- Born: 1850 New Orleans, Louisiana, US
- Died: October 17, 1911 New York City, US
- Burial place: Woodlawn Cemetery
- Occupation: Curbstone broker
- Years active: 1870–1911
- Organization(s): E. S. Mendels, Jr., & Co.
- Known for: Organizing the American Curb Market (American Stock Exchange)
- Children: 5

= Emanuel S. Mendels =

American businessman and broker (1850–1911)

Emanuel S. Mendels Jr. (1850-1911) was an American businessman and broker. He was a leading curbstone broker who organized the Curb Market Agency in 1908 that developed appropriate trading rules for curbstone brokers. Later he formed the New York Curb Market Association, which supervised curb trading in an effort to prevent fraud. The New York Times called him the "father of the curb, writing "he, perhaps more than any other man, worked for the elevation of business done on the [New York curb market]."

==Early life==
Mendels was born in New Orleans, Louisiana, in 1850. His father, who had a small business was also active in Whig politics. After his parents moved to New Jersey, Mendels was employed at a brokerage house during the post war boom period.

==Career==
===Work as secretary and broker===
Early in life, Mendels worked as a business secretary. He spent much of his time on the street doing business and became known as a "curb" broker, "one through whom all routine business of the market could be transacted." After four years of working in the brokerage firm, he left his position to be a full-time curbstone broker in Manhattan. He first became actively involved in the curb market in 1874. He became the recognized "proctor" of the curb, and he alone would decide on the quotation lists. He also used his influence to throw out fraudulent stocks and dishonest brokers. The curb market moved to Broad Street near Exchange Place in the 1890s. In 1904, Mendels began to actively attempt to organize the curb to reduce swindling and valueless stocks. Around 1895, Mendels began promoting the idea of the moving the market indoors which wouldn't be actively picked up for two more decades.

===Work as Curb agent===
In the mining boom of 1905 and 1906, the Curb market attracted some negative publicity for the "wholesale use of the Curb for swindling." Around late 1907, Mendels began devoting most of his time to keeping the Curb market "free of swindling stocks." In 1908, Mendels organized the Curb Market Agency that developed appropriate trading rules for curbstone brokers.

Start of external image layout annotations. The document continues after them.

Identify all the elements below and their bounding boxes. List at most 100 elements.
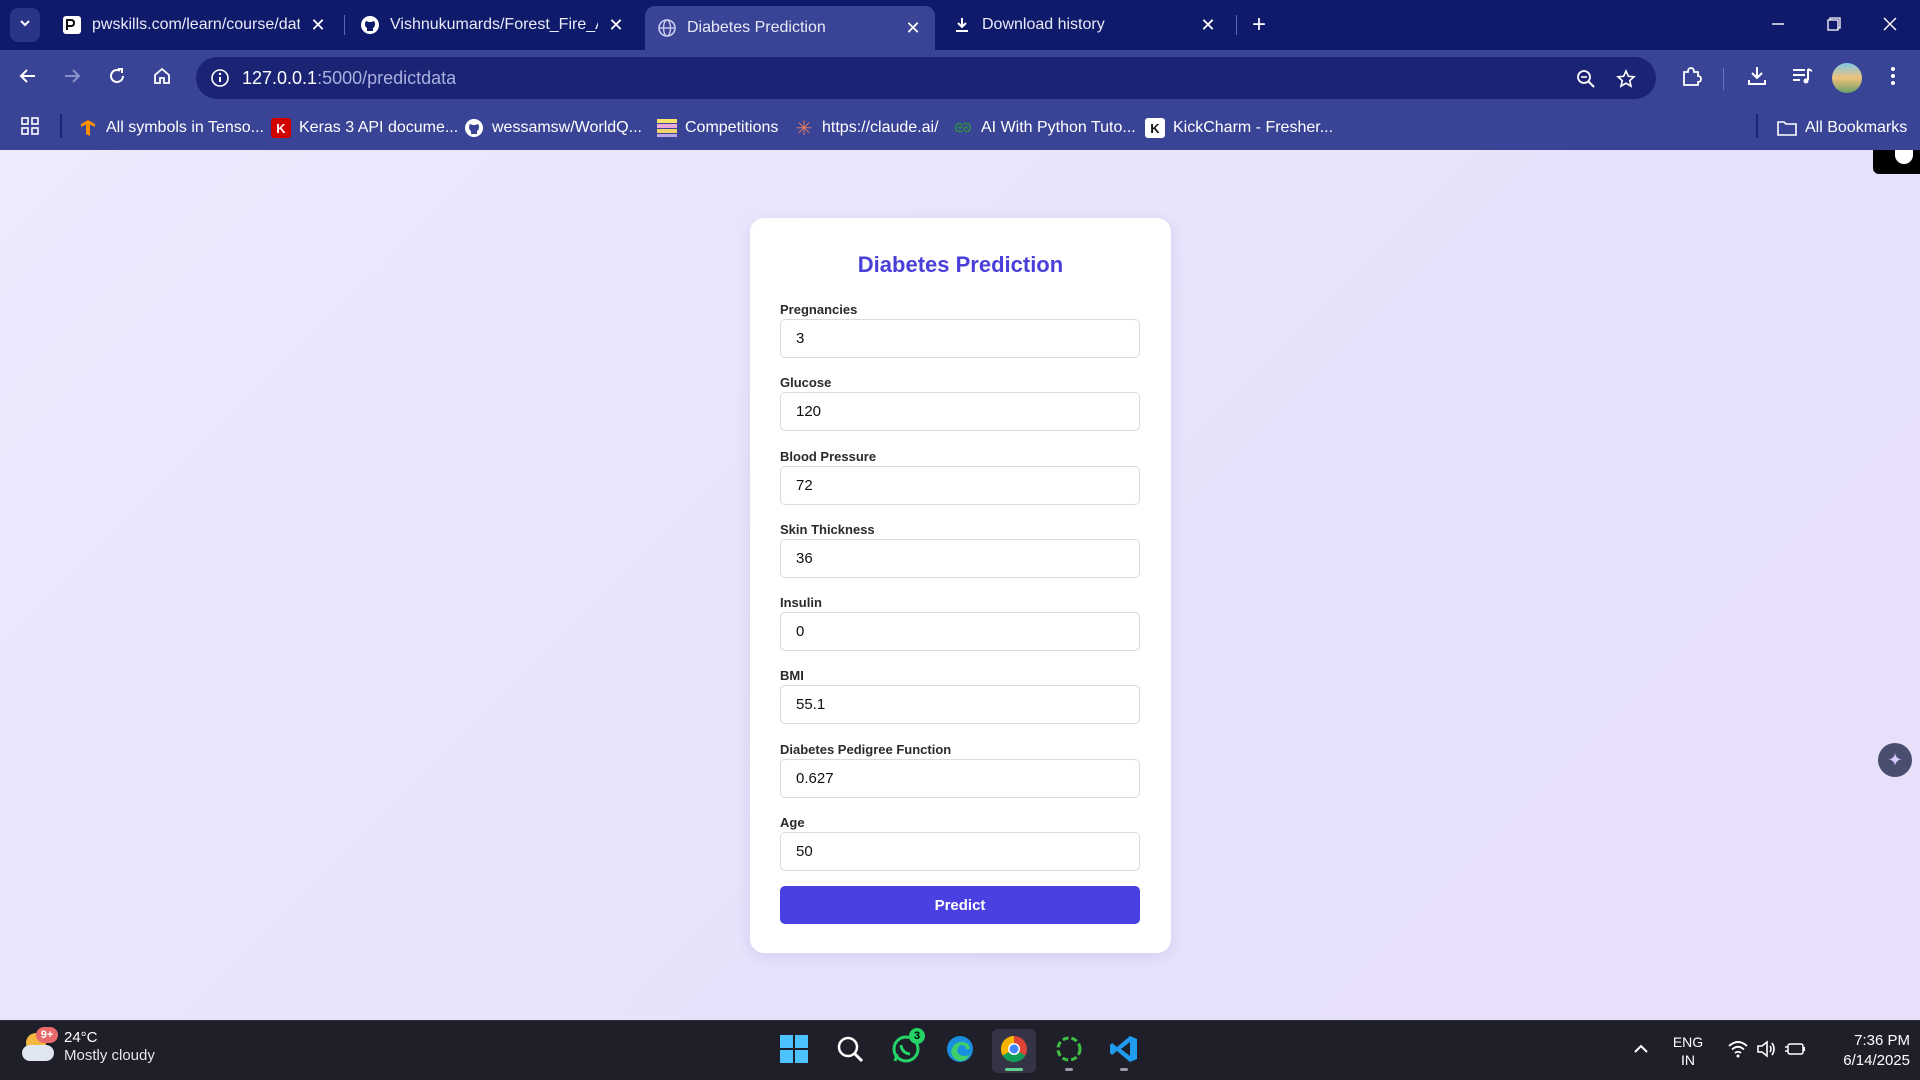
url-host: 127.0.0.1 xyxy=(242,68,318,88)
bookmarks-divider xyxy=(60,114,62,138)
bookmark-claude[interactable]: ✳ https://claude.ai/ xyxy=(794,116,939,140)
restore-button[interactable] xyxy=(1806,0,1862,50)
bookmark-geeksforgeeks[interactable]: ᘓᘐ AI With Python Tuto... xyxy=(953,116,1136,140)
clock[interactable]: 7:36 PM 6/14/2025 xyxy=(1820,1021,1910,1080)
tab-download-history[interactable]: Download history ✕ xyxy=(940,6,1230,44)
close-icon[interactable]: ✕ xyxy=(1198,15,1218,35)
address-bar[interactable]: 127.0.0.1:5000/predictdata xyxy=(196,57,1656,99)
home-icon xyxy=(152,66,172,91)
insulin-input[interactable] xyxy=(780,612,1140,651)
chrome-taskbar-app[interactable] xyxy=(992,1029,1036,1073)
tab-search-button[interactable] xyxy=(10,8,40,42)
bookmark-github[interactable]: wessamsw/WorldQ... xyxy=(464,116,642,140)
field-label-diabetes-pedigree-function: Diabetes Pedigree Function xyxy=(780,742,952,757)
chrome-icon xyxy=(999,1034,1029,1069)
language-primary: ENG xyxy=(1672,1034,1704,1050)
close-window-button[interactable] xyxy=(1862,0,1918,50)
language-secondary: IN xyxy=(1681,1052,1695,1068)
forward-button[interactable] xyxy=(54,60,90,96)
glucose-input[interactable] xyxy=(780,392,1140,431)
download-icon xyxy=(952,15,972,35)
close-icon[interactable]: ✕ xyxy=(308,15,328,35)
tab-title: Vishnukumards/Forest_Fire_Ana xyxy=(390,16,598,33)
predict-button[interactable]: Predict xyxy=(780,886,1140,924)
age-input[interactable] xyxy=(780,832,1140,871)
profile-avatar[interactable] xyxy=(1832,63,1862,93)
playlist-icon xyxy=(1791,65,1813,92)
weather-widget[interactable]: 9+ 24°C Mostly cloudy xyxy=(20,1027,155,1065)
reload-button[interactable] xyxy=(99,60,135,96)
field-label-blood-pressure: Blood Pressure xyxy=(780,449,877,464)
bookmark-label: AI With Python Tuto... xyxy=(981,119,1136,136)
field-label-glucose: Glucose xyxy=(780,375,832,390)
close-icon[interactable]: ✕ xyxy=(606,15,626,35)
clock-time: 7:36 PM xyxy=(1854,1032,1910,1049)
tab-title: pwskills.com/learn/course/data xyxy=(92,16,300,33)
bookmark-keras[interactable]: K Keras 3 API docume... xyxy=(271,116,458,140)
folder-icon xyxy=(1777,118,1797,138)
close-icon xyxy=(1883,15,1897,36)
downloads-button[interactable] xyxy=(1739,60,1775,96)
edge-icon xyxy=(945,1034,975,1069)
extensions-button[interactable] xyxy=(1673,60,1709,96)
whatsapp-taskbar-app[interactable]: 3 xyxy=(884,1027,928,1073)
corner-extension-widget[interactable] xyxy=(1873,150,1920,174)
arrow-right-icon xyxy=(62,66,82,91)
floating-assistant-button[interactable]: ✦ xyxy=(1878,743,1912,777)
field-label-bmi: BMI xyxy=(780,668,804,683)
home-button[interactable] xyxy=(144,60,180,96)
blood-pressure-input[interactable] xyxy=(780,466,1140,505)
bookmark-label: https://claude.ai/ xyxy=(822,119,939,136)
windows-taskbar: 9+ 24°C Mostly cloudy 3 ENG IN 7:36 PM 6… xyxy=(0,1020,1920,1080)
url-text: 127.0.0.1:5000/predictdata xyxy=(242,68,456,89)
bookmark-star-icon[interactable] xyxy=(1612,65,1640,93)
back-button[interactable] xyxy=(10,60,46,96)
media-controls-button[interactable] xyxy=(1784,60,1820,96)
tab-github[interactable]: Vishnukumards/Forest_Fire_Ana ✕ xyxy=(348,6,638,44)
tab-divider xyxy=(344,15,345,35)
system-status-buttons[interactable] xyxy=(1722,1021,1812,1080)
apps-button[interactable] xyxy=(20,116,40,140)
weather-condition: Mostly cloudy xyxy=(64,1047,155,1064)
start-button[interactable] xyxy=(772,1029,816,1073)
language-indicator[interactable]: ENG IN xyxy=(1662,1021,1714,1080)
edge-taskbar-app[interactable] xyxy=(938,1029,982,1073)
bookmark-label: Keras 3 API docume... xyxy=(299,119,459,136)
search-button[interactable] xyxy=(828,1029,872,1073)
plus-icon: + xyxy=(1251,11,1266,38)
bmi-input[interactable] xyxy=(780,685,1140,724)
kebab-menu-icon xyxy=(1890,66,1896,91)
bookmark-tensorflow[interactable]: All symbols in Tenso... xyxy=(78,116,264,140)
menu-button[interactable] xyxy=(1875,60,1911,96)
pregnancies-input[interactable] xyxy=(780,319,1140,358)
tab-pwskills[interactable]: pwskills.com/learn/course/data ✕ xyxy=(50,6,340,44)
close-icon[interactable]: ✕ xyxy=(903,18,923,38)
github-icon xyxy=(464,118,484,138)
bookmark-label: KickCharm - Fresher... xyxy=(1173,119,1334,136)
apps-grid-icon xyxy=(20,116,40,141)
loading-taskbar-app[interactable] xyxy=(1047,1029,1091,1073)
vscode-icon xyxy=(1109,1034,1139,1069)
zoom-icon[interactable] xyxy=(1572,65,1600,93)
pwskills-favicon-icon xyxy=(62,15,82,35)
diabetes-pedigree-function-input[interactable] xyxy=(780,759,1140,798)
show-hidden-icons-button[interactable] xyxy=(1626,1021,1656,1080)
minimize-icon xyxy=(1771,15,1785,36)
new-tab-button[interactable]: + xyxy=(1244,10,1274,40)
chevron-up-icon xyxy=(1633,1041,1649,1062)
site-info-icon[interactable] xyxy=(206,64,234,92)
skin-thickness-input[interactable] xyxy=(780,539,1140,578)
arrow-left-icon xyxy=(18,66,38,91)
loading-ring-icon xyxy=(1054,1034,1084,1069)
vscode-taskbar-app[interactable] xyxy=(1102,1029,1146,1073)
tab-divider xyxy=(1236,15,1237,35)
keras-icon: K xyxy=(271,118,291,138)
claude-icon: ✳ xyxy=(795,117,813,140)
tab-diabetes-prediction[interactable]: Diabetes Prediction ✕ xyxy=(645,6,935,50)
search-icon xyxy=(836,1035,864,1068)
all-bookmarks-button[interactable]: All Bookmarks xyxy=(1777,116,1907,140)
minimize-button[interactable] xyxy=(1750,0,1806,50)
bookmark-kickcharm[interactable]: K KickCharm - Fresher... xyxy=(1145,116,1333,140)
bookmark-competitions[interactable]: Competitions xyxy=(657,116,778,140)
browser-title-bar: pwskills.com/learn/course/data ✕ Vishnuk… xyxy=(0,0,1920,50)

As of February 1909, Mendels was "Curb agent," meaning that he was essentially the only authority figure in the unorganized curb market on Broad Street. On February 26, 1909, he gave a "very complete and satisfactory" testimony to the Wall Street Investigating Committee on how the curb brokers conducted business under his authority. He also gave testimony on the restrictions concerning new business and explained the rules that dealt with swindlers. On November 10, 1909, Mendels issued a notice reading, "For the protection of the public, complaints made in writing against any corporation or individual using the New York Curb market, directly or indirectly, will be investigated by the agency and referred to the proper authorities for suitable action." At the time, the Curb market still had no official organization. In 1910, he again testified before the Wall Street Investigating Committee on behalf of the curb brokers when an attempt was made to remove them from doing business on Broad Street.

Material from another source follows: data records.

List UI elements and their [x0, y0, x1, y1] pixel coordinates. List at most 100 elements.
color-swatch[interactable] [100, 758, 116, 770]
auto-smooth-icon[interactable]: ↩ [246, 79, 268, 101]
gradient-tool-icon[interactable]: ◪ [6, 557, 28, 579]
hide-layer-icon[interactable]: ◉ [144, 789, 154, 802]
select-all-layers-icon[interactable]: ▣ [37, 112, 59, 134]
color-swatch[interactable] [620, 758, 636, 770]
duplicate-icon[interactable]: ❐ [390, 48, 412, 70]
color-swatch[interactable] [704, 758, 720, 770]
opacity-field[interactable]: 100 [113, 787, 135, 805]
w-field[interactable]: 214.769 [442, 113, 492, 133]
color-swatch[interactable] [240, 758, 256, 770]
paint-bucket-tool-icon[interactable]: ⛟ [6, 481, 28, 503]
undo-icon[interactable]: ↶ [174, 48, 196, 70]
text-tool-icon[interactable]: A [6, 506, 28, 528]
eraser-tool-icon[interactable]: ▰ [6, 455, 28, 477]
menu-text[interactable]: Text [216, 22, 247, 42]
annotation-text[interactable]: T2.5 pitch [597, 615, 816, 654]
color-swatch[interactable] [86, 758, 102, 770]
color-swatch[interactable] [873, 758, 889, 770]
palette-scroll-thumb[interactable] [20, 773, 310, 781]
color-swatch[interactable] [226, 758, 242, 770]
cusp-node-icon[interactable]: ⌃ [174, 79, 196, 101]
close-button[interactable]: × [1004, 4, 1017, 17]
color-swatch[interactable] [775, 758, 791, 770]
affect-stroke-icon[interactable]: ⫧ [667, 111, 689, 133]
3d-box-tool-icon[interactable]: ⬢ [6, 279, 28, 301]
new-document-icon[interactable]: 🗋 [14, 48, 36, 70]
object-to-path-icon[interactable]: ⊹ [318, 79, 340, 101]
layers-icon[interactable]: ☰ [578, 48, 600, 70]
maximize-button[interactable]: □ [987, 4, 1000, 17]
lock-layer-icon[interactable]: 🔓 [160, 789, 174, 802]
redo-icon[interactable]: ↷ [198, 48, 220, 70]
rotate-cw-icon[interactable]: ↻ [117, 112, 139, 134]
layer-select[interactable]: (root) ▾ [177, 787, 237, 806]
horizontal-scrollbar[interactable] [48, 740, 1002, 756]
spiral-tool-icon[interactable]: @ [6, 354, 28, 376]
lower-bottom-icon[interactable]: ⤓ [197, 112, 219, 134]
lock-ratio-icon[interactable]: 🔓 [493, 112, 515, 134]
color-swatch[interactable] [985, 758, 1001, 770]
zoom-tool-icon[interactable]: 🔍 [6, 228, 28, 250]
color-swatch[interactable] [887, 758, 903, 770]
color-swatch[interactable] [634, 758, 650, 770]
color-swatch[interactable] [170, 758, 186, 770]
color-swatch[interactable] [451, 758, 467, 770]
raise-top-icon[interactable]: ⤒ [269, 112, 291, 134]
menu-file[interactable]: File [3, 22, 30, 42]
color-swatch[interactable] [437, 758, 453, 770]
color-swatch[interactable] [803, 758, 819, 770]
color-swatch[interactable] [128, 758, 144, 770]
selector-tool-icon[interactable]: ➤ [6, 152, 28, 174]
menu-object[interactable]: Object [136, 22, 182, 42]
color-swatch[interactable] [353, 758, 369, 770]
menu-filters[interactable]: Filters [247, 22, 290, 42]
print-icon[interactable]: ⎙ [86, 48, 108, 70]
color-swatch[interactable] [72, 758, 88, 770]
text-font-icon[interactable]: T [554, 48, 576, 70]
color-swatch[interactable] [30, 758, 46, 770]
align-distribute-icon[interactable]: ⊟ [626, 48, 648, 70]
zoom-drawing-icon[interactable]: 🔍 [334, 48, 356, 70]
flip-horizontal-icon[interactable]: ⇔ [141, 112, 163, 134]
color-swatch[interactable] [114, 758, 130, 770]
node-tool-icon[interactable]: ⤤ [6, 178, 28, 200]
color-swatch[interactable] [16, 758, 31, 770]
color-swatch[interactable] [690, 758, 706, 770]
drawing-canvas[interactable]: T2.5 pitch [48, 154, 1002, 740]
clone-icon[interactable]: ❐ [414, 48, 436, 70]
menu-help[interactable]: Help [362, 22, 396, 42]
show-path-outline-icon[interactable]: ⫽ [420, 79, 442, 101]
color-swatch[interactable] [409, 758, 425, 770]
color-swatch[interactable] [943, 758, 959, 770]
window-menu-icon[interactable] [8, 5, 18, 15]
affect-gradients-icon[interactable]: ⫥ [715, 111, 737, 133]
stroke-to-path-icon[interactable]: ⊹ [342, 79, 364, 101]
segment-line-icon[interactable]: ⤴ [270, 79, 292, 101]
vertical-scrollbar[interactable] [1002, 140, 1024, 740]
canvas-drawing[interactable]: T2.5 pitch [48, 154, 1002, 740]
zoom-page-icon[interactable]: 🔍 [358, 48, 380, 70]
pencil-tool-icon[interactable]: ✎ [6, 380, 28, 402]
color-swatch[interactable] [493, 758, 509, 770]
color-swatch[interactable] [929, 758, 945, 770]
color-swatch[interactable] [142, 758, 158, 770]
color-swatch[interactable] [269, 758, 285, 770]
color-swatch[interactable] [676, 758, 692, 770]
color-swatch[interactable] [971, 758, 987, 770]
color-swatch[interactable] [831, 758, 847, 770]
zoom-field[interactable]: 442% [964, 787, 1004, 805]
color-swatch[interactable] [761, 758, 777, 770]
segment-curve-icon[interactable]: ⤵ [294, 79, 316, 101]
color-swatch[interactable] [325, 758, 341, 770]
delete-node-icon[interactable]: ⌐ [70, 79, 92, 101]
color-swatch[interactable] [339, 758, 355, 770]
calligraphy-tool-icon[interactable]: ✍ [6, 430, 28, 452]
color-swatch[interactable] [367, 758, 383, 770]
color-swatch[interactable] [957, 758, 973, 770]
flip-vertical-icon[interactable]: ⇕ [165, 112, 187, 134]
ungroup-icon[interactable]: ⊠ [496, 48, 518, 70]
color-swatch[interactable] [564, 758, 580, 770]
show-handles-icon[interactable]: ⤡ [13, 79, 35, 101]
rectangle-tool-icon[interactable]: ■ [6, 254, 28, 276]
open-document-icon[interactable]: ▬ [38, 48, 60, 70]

===Curb Association formation===
In 1911, Mendels and his advisers drew up a constitution and formed the New York Curb Market Agency, which can be considered as the first formal constitution of the American Stock Exchange, today known as the NYSE Amex Equities. On March 16, 1911, the Curb Association elected its first Board of Representatives. The board corresponded to the Governing Committee of the Stock Exchange and had the "task of keeping the outside market in order." Members included E. S. Mendels and fifteen others. Upon his death on October 17, 1911, The New York Times called him the "Father of the Curb." The quotation from the Times read, "he, perhaps more than any other man, worked for the elevation of business done on the Curb."

==Personal life==
Mendels married Bertha Rothschild of Philadelphia. Their engagement was announced in April 1896 and they married on September 20, 1896. They had five children.

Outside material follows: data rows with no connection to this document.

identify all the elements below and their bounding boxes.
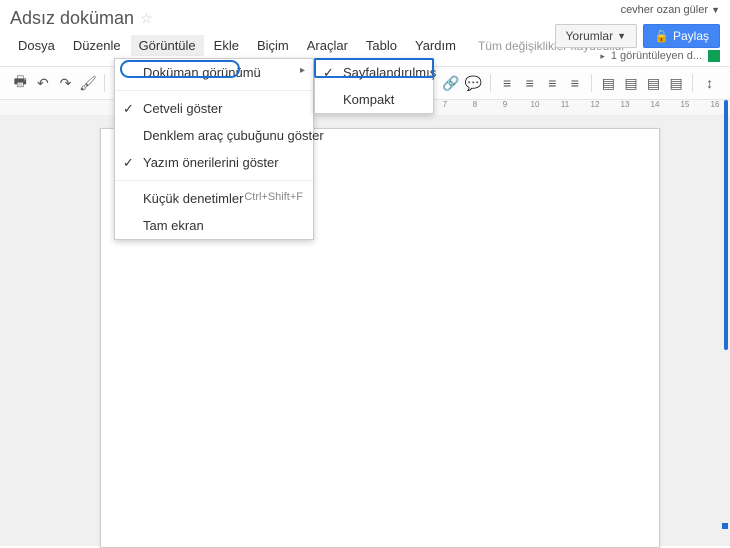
annotation-highlight [722, 523, 728, 529]
menu-show-ruler[interactable]: ✓ Cetveli göster [115, 95, 313, 122]
view-dropdown: Doküman görünümü ▸ ✓ Cetveli göster Denk… [114, 58, 314, 240]
menu-file[interactable]: Dosya [10, 35, 63, 56]
check-icon: ✓ [123, 155, 134, 171]
redo-icon[interactable]: ↷ [55, 72, 76, 94]
menu-help[interactable]: Yardım [407, 35, 464, 56]
menu-edit[interactable]: Düzenle [65, 35, 129, 56]
list-bullet-icon[interactable]: ≡ [542, 72, 563, 94]
share-button[interactable]: 🔒 Paylaş [643, 24, 720, 48]
lock-icon: 🔒 [654, 29, 669, 43]
align-left-icon[interactable]: ≡ [497, 72, 518, 94]
viewer-info[interactable]: ▸ 1 görüntüleyen d... [600, 50, 720, 62]
align-j-icon[interactable]: ▤ [666, 72, 687, 94]
doc-title[interactable]: Adsız doküman [10, 8, 134, 29]
doc-view-submenu: ✓ Sayfalandırılmış Kompakt [314, 58, 434, 114]
comments-button[interactable]: Yorumlar ▼ [555, 24, 638, 48]
menu-doc-view[interactable]: Doküman görünümü ▸ [115, 59, 313, 86]
annotation-highlight [724, 100, 728, 350]
star-icon[interactable]: ☆ [140, 10, 153, 27]
menu-show-spell[interactable]: ✓ Yazım önerilerini göster [115, 149, 313, 176]
menu-show-eq[interactable]: Denklem araç çubuğunu göster [115, 122, 313, 149]
paint-icon[interactable]: 🖌 [78, 72, 99, 94]
menu-view[interactable]: Görüntüle [131, 35, 204, 56]
submenu-paginated[interactable]: ✓ Sayfalandırılmış [315, 59, 433, 86]
list-num-icon[interactable]: ≡ [519, 72, 540, 94]
check-icon: ✓ [123, 101, 134, 117]
menu-table[interactable]: Tablo [358, 35, 405, 56]
menu-fullscreen[interactable]: Tam ekran [115, 212, 313, 239]
menu-insert[interactable]: Ekle [206, 35, 247, 56]
link-icon[interactable]: 🔗 [441, 72, 462, 94]
align-l-icon[interactable]: ▤ [598, 72, 619, 94]
submenu-compact[interactable]: Kompakt [315, 86, 433, 113]
comment-icon[interactable]: 💬 [463, 72, 484, 94]
viewer-avatar [708, 50, 720, 62]
print-icon[interactable]: 🖶 [10, 72, 31, 94]
submenu-arrow-icon: ▸ [300, 65, 305, 76]
align-c-icon[interactable]: ▤ [621, 72, 642, 94]
align-r-icon[interactable]: ▤ [643, 72, 664, 94]
menu-tools[interactable]: Araçlar [299, 35, 356, 56]
menu-format[interactable]: Biçim [249, 35, 297, 56]
check-icon: ✓ [323, 65, 334, 81]
indent-dec-icon[interactable]: ≡ [565, 72, 586, 94]
spacing-icon[interactable]: ↕ [699, 72, 720, 94]
undo-icon[interactable]: ↶ [33, 72, 54, 94]
document-area [0, 116, 730, 546]
user-label: cevher ozan güler ▼ [621, 4, 720, 16]
menu-small-controls[interactable]: Küçük denetimler Ctrl+Shift+F [115, 185, 313, 212]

Mendels died on October 17, 1911 in New York City. Accounts of the illness vary; some indicate he had stomach cancer, while others that he became seriously ill from ptomaine poisoning while on a business trip to California.

Mendels was survived by his wife and children: Eugene E. Mendels, James S. Mendels, Mrs. Mary J. Betierris, William L. Mendels, and Walter A. B. Mendels. William and Walter carried on his business under the name E. S. Mendels, Jr. & Co.